At the very least, this simple act of charity (toward fans, not Mike Reno) would remind us that the CFL hasn't lost its -- well, not soul, it's highly dubious to claim Canada has ever had that -- but has not totally shed its old skin. It is neither here nor there that rock and roll "has been sliding towards extinction since 1980, when Loverboy released its first album," as some wiseacre wrote a few years ago while doubling as his paper's music reviewer.

Point being, Loverboy rocks, in their way.
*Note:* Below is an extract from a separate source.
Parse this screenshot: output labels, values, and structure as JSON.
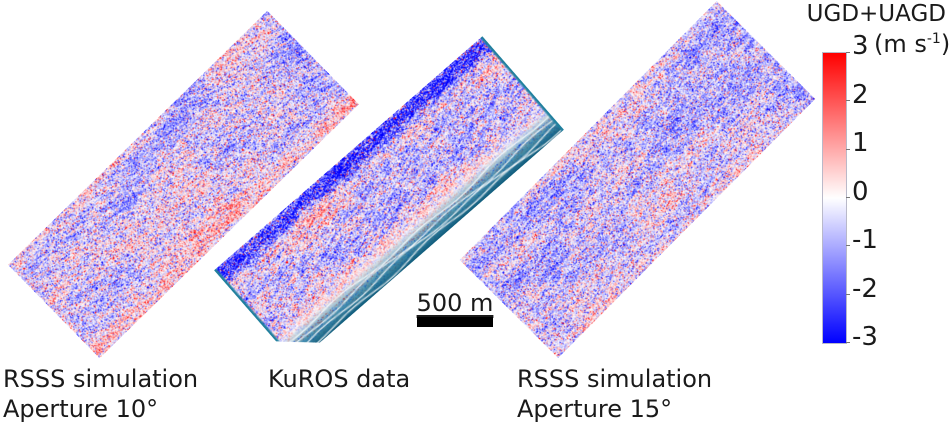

Commissioner Cohon can tout the CFL's financial stability, its improved TV ratings, the increased scoring this season and its firm grasp of its market share as it deals with the NFL's inexorable advance on Southern Ontario all he wants. The CFL is in, as much as it goes against the grain to actually praise a Canadian institution, is in a pretty good place, enough to start talking about going back to Ottawa.

Strangely enough, that is almost odd and off-putting to someone who came in an age when the league was rough around the edges, not slick and corporate. The CFL was sometimes almost entertaining when the entire lot of it seemed to have one foot on a banana peel and the other kicking the latest commissioner in the arse on his way out the door.

Those days are thankfully gone, but don't deserve to be dropped entirely as the league moves onward and upward (OK, maybe they do). Commissioner Cohon, do the right thing and give Mike Reno a call, first thing today.

No panic for CFL during economic uncertainty; There's a quiet confidence here that certainly hasn't been a hallmark of all Grey Cups (Stephen Brunt,
Expect the unexpected when Grey Cup game is in Montreal (John MacKinnon, Canwest News Service)

1 comment:

Anonymous said...

Ah yes...
Blubberboy, er, Loverboy!
Hey Mike, it might be a good idea to take of that stupid headband now that you're on the wrong side of 50!...assuming, of course, the band can still find a gig.